Estilos clin. vol.3 no.4 São Paulo  1998

 

DOSSIÊ

 

Os lieux d'accueil de Bonneuil, um espaço a criar

 

Bonneuil's lieux d'accueil: a place to be created

 

 

Leonardo Arrieta Aranda

Psiccólogo formado pela Universidade Diego Portales, Santiago, Chile

 

 


ABSTRACT

Relato da experiência vivida num dos lugares de acolhida da Escola de Bonneuil junto a quatro adolescentes em dificuldade grave, marginalizados do circuito de escolarização "normal".

Acompanhamento terapêutico; Bonneuil; adolescência.


ABSTRACT

This is a report of a life experience in one of those refuge places at Bonneuil School, together with four teenagers, outcast of the "normal" schooling, presenting severe difficulties.

Therapeutic follow-up; Bonneuil; adolescence.


 

 

Pretendo descrever no presente relato, dentro do que as palavras me permitem, parte da experiência de viver em um dos lieux d'accueil de nuit da École expérimentale de Bonneuil-sur-Marne.
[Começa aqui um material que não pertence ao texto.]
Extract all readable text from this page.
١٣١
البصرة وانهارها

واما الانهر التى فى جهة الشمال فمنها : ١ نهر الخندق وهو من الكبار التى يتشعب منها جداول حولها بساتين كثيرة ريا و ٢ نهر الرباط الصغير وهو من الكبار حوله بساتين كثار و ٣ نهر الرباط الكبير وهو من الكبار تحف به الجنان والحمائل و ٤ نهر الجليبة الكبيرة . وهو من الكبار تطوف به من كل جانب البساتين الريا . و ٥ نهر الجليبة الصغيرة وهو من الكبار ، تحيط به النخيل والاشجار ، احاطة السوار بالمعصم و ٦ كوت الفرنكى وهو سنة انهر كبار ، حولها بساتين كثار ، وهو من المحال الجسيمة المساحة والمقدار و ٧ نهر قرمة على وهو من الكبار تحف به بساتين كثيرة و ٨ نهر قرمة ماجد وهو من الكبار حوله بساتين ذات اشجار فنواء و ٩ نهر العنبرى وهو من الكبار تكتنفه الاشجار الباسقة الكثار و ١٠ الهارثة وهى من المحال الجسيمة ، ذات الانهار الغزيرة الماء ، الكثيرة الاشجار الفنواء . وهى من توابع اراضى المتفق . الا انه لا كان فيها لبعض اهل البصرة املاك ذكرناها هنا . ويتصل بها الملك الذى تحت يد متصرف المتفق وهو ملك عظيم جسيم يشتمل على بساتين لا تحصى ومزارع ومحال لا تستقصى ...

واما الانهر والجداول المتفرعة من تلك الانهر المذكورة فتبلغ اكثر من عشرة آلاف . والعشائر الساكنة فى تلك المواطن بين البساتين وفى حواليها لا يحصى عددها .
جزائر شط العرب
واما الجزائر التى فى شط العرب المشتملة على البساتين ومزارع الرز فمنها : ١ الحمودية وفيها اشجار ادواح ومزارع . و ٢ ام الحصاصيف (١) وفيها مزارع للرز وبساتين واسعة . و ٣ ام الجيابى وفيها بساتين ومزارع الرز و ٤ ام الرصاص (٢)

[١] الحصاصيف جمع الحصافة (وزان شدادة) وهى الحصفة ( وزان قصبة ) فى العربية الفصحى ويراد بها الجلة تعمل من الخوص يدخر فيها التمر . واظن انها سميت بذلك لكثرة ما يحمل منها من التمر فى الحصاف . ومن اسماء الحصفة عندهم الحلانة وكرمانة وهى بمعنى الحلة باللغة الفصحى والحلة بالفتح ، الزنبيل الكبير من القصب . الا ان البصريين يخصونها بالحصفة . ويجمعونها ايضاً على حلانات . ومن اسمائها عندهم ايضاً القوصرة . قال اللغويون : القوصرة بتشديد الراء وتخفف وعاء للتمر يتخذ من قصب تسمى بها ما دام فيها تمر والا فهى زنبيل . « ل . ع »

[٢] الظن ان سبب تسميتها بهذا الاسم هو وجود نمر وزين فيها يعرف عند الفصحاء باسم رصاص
Foi uma estada que, junto com outro adulto, me proporcionou conhecer mais de perto a realidade quotidiana de quatro menores com alterações psíquicas diversas, que, excluídos do processo de escolarização normal, encontravam-se como internos nesta escola experimental, que também funciona como hospital-dia.

Parece-me importante começar este relato ressaltando o caráter incerto e variável em que se pode levar a cabo uma relação terapêutica. Assim, encontrar-se responsável, de repente, por três ou quatro adolescentes com alterações psíquicas graves, não diz muito sobre o tipo de trabalho a realizar.
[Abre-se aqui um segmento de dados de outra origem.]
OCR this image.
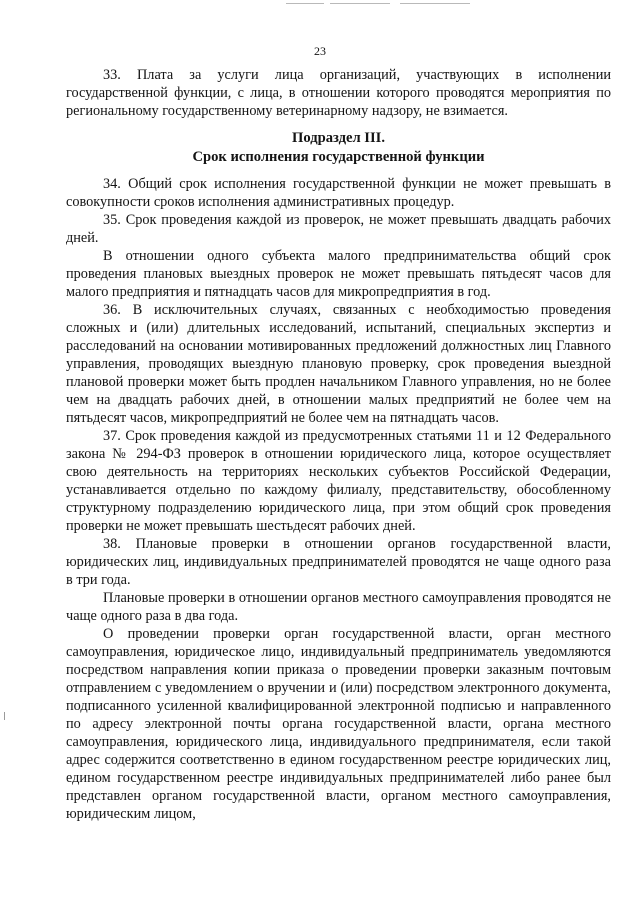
23

33. Плата за услуги лица организаций, участвующих в исполнении государственной функции, с лица, в отношении которого проводятся мероприятия по региональному государственному ветеринарному надзору, не взимается.

Подраздел III.
Срок исполнения государственной функции

34. Общий срок исполнения государственной функции не может превышать в совокупности сроков исполнения административных процедур.

35. Срок проведения каждой из проверок, не может превышать двадцать рабочих дней.

В отношении одного субъекта малого предпринимательства общий срок проведения плановых выездных проверок не может превышать пятьдесят часов для малого предприятия и пятнадцать часов для микропредприятия в год.

36. В исключительных случаях, связанных с необходимостью проведения сложных и (или) длительных исследований, испытаний, специальных экспертиз и расследований на основании мотивированных предложений должностных лиц Главного управления, проводящих выездную плановую проверку, срок проведения выездной плановой проверки может быть продлен начальником Главного управления, но не более чем на двадцать рабочих дней, в отношении малых предприятий не более чем на пятьдесят часов, микропредприятий не более чем на пятнадцать часов.

37. Срок проведения каждой из предусмотренных статьями 11 и 12 Федерального закона № 294-ФЗ проверок в отношении юридического лица, которое осуществляет свою деятельность на территориях нескольких субъектов Российской Федерации, устанавливается отдельно по каждому филиалу, представительству, обособленному структурному подразделению юридического лица, при этом общий срок проведения проверки не может превышать шестьдесят рабочих дней.

38. Плановые проверки в отношении органов государственной власти, юридических лиц, индивидуальных предпринимателей проводятся не чаще одного раза в три года.

Плановые проверки в отношении органов местного самоуправления проводятся не чаще одного раза в два года.

О проведении проверки орган государственной власти, орган местного самоуправления, юридическое лицо, индивидуальный предприниматель уведомляются посредством направления копии приказа о проведении проверки заказным почтовым отправлением с уведомлением о вручении и (или) посредством электронного документа, подписанного усиленной квалифицированной электронной подписью и направленного по адресу электронной почты органа государственной власти, органа местного самоуправления, юридического лица, индивидуального предпринимателя, если такой адрес содержится соответственно в едином государственном реестре юридических лиц, едином государственном реестре индивидуальных предпринимателей либо ранее был представлен органом государственной власти, органом местного самоуправления, юридическим лицом,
Em oposição às intervenções desenvolvidas pelos modelos psiquiátrico e psicológico, o atuar em questão não encontrava uma linha terapêutica preestabelecida, mostrando-se muito distante dos tipos de intervenções clínico-hospitalares que havia conhecido antes como psicólogo. Não obstante, minha tarefa apresentava-se como um elemento específico entre as múltiplas instâncias que fazem parte da instituição.

Lieu d'accueil como mais um dos diferentes elementos que integram o pôr em prática da idéia de instituição éclatée desenvolvida por Maud Mannoni. Lugar de acolhida que não tem relação direta com a multiplicidade de atividades e ateliês que se desenvolvem na Escola, com o trabalho no exterior a que os menores se integram, com as sessões com o analista ou com as estadas fora de Paris, na casa de artesãos.
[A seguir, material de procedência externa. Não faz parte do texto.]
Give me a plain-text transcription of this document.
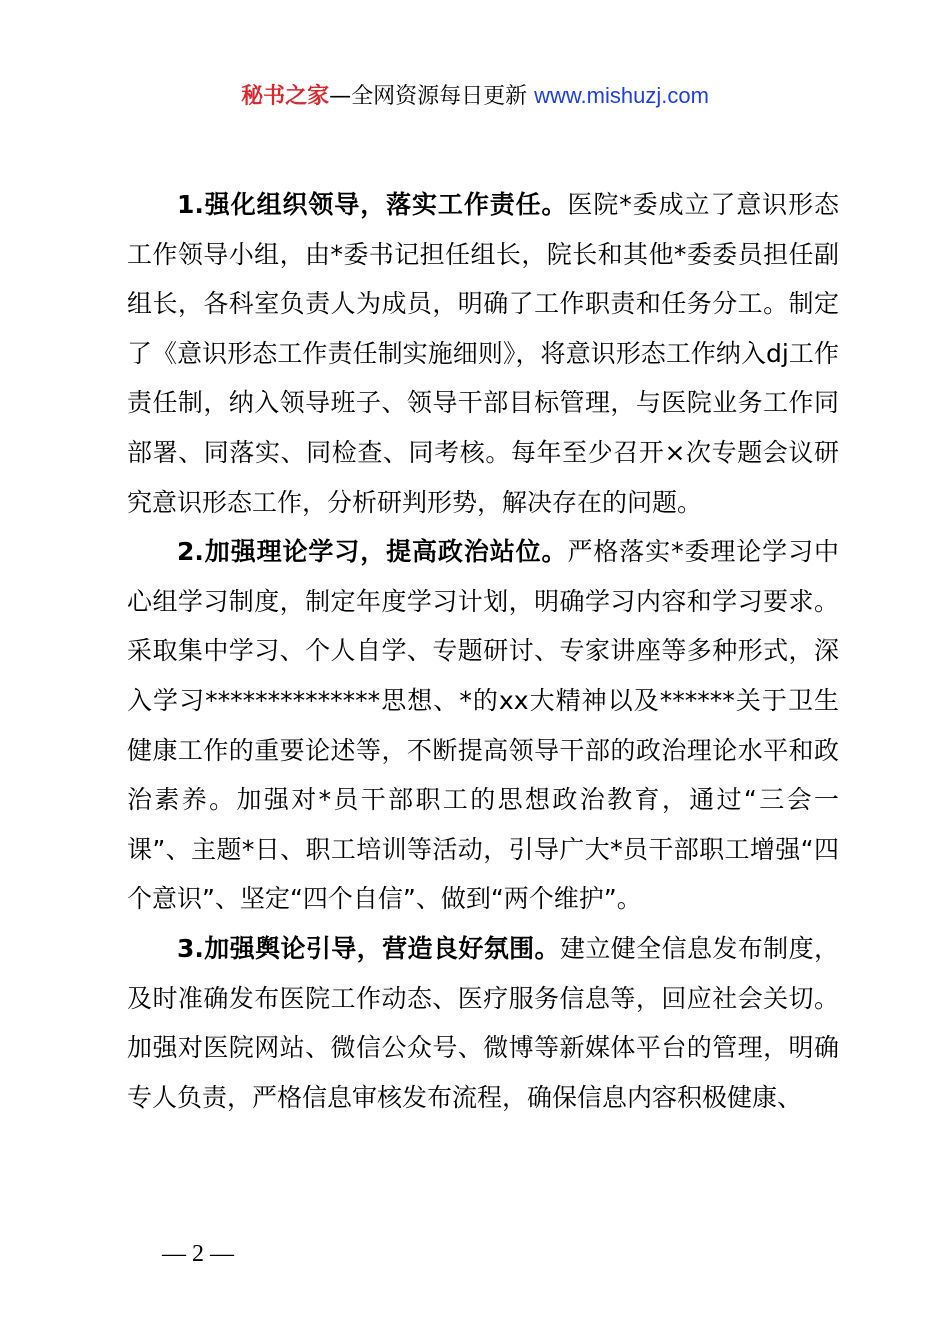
秘书之家—全网资源每日更新 www.mishuzj.com

1.强化组织领导，落实工作责任。医院*委成立了意识形态工作领导小组，由*委书记担任组长，院长和其他*委委员担任副组长，各科室负责人为成员，明确了工作职责和任务分工。制定了《意识形态工作责任制实施细则》，将意识形态工作纳入dj工作责任制，纳入领导班子、领导干部目标管理，与医院业务工作同部署、同落实、同检查、同考核。每年至少召开×次专题会议研究意识形态工作，分析研判形势，解决存在的问题。

2.加强理论学习，提高政治站位。严格落实*委理论学习中心组学习制度，制定年度学习计划，明确学习内容和学习要求。采取集中学习、个人自学、专题研讨、专家讲座等多种形式，深入学习**************思想、*的xx大精神以及******关于卫生健康工作的重要论述等，不断提高领导干部的政治理论水平和政治素养。加强对*员干部职工的思想政治教育，通过“三会一课”、主题*日、职工培训等活动，引导广大*员干部职工增强“四个意识”、坚定“四个自信”、做到“两个维护”。

3.加强舆论引导，营造良好氛围。建立健全信息发布制度，及时准确发布医院工作动态、医疗服务信息等，回应社会关切。加强对医院网站、微信公众号、微博等新媒体平台的管理，明确专人负责，严格信息审核发布流程，确保信息内容积极健康、

— 2 —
Tratava-se de viver com eles, fora do horário escolar, num apartamento que seria nosso albergue comum durante a semana. Estar encarregado da manutenção da casa, de lavar a roupa, da preparação da comida, de ajudar no banho e asseio pessoal daqueles que solicitassem, etc. Um participar de uma vida quotidiana que integra tanto jogos, saídas e diversões quanto a necessidade de estabelecer tarefas e regras de convivência e respeito mútuo. Trabalho destinado a permitir uma abertura do grupo para a vida do bairro, da Escola ou o que podemos entender por uma inserção em direção ao exterior.

Como pode-se supor, o primeiro e maior problema que se apresentou a mim foi o de ter de deixar de lado uma formação psicológica universitária, ao me deparar com o isolamento, a incomunicabilidade, os mundos sintomáticos e os múltiplos sofrimentos em que se organizam muitas das crianças de Bonneuil. Um deixar de lado que não tinha a ver com desconhecer o aprendido, mas onde o papel mesmo do psicólogo, seu atuar e suas explicações não vinham ao caso, não tinham relação com o trabalho a realizar.

As instruções ou normas a seguir eram mínimas, versando fundamentalmente sobre aspectos relacionados com a manutenção do funcionamento da casa e as atividades extra-escolares concernentes a seus membros. O elemento fundamental ao qual se apelava parecia ser a experiência de vida pessoal do adulto responsável e a maneira em que esta poderia contribuir para o espaço de convivência.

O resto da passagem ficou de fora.